O presidente do BC voltou a observar que as linhas de crédito emergenciais (cheque especial e cartão de crédito rotativo) tiveram queda de juros nos últimos meses, mas em patamar bem inferior ao restante das linhas bancárias.
“Para 85% da massa de crédito, os juros vêm caindo. Nos produtos emergenciais caíram menos”, declarou.
Ele disse novamente que o BC deve lançar, até o fim do ano, um plano para baixar os juros do cheque especial das pessoas físicas, atualmente acima de 300% ao ano.
“É um produto muito regressivo. Quem está pagando o custo está embaixo na pirâmide. É como se quem estivesse embaixo pagasse o luxo de quem está em cima. É um produto mais usado pela renda mais baixa e por quem tem menos educação financeira. Precisamos fazer uma reengenharia para diminuir regressividade”, disse.
Para baixar o chamado “spread” bancário, que é a diferença entre a taxa de captação (quanto os bancos pagam pelos recursos) e o que cobram do tomador final do crédito, ele afirmou que é preciso organizar melhor as garantias dadas nas operações de crédito e, também, agilizar o processo de recuperação desses bens.

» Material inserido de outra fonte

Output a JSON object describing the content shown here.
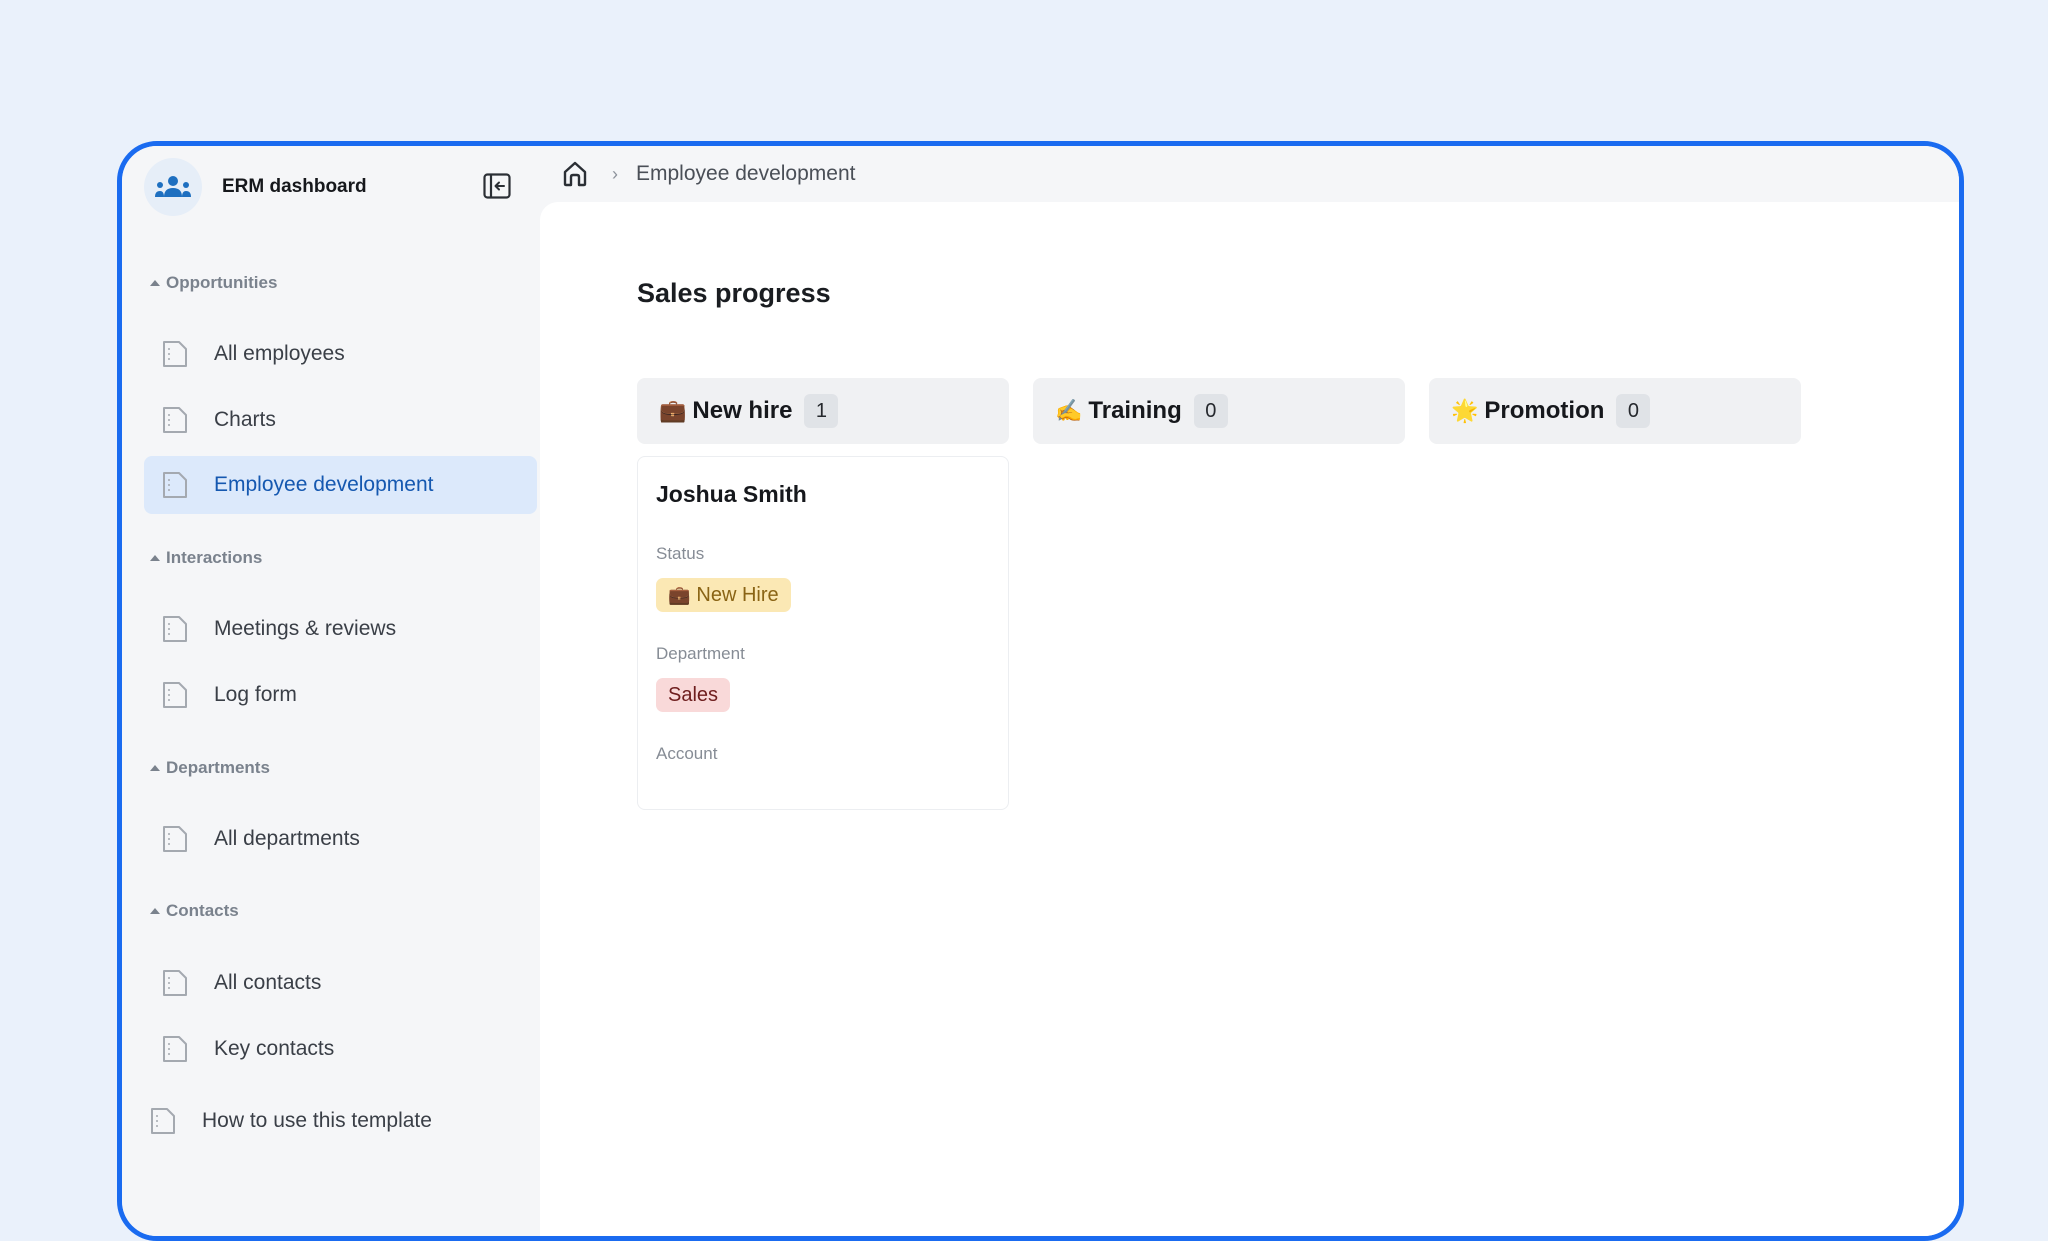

“Hoje, a recuperação de crédito é um processo judicial que leva muito tempo. Precisamos aperfeiçoar”, afirmou.
Pagamentos instantâneos
Campos Neto também afirmou na Comissão Mista de Orçamento que o Banco Central quer implementar, até o fim de 2020, um sistema de pagamentos instantâneo que funcionará sete dias por semana, 24 horas por dia.
A ideia é permitir as transações a qualquer momento e torná-las mais baratas. Atualmente, os clientes têm de utilizar os DOCs e TEDs e pagar os custos envolvidos.
“Os pagamentos instantâneos devem estar funcionando no fim do ano que vem. O dinheiro vai sair de uma conta para outra, independente de quem seja, empresa ou pessoa física, 24 horas por dia, sete dias por semana. Diminui a demanda por dinheiro em espécie”, declarou.
O chamado “ecossistema” de pagamentos instantâneos brasileiro será formado pelo arranjo aberto instituído pelo BC, pelos prestadores de serviços de pagamento participantes do arranjo e pelo Sistema Pagamentos Instantâneos (SPI).
O BC será o desenvolvedor, o operador e o gestor da base de dados única e centralizada do “ecossistema”.
Essa base de dados armazenará as informações das chaves ou apelidos que servem para identificar as contas transacionais dos usuários recebedores de maneira intuitiva e simplificada, permitindo que o usuário pagador utilize informações que ele já possui sobre o usuário recebedor para iniciar o pagamento.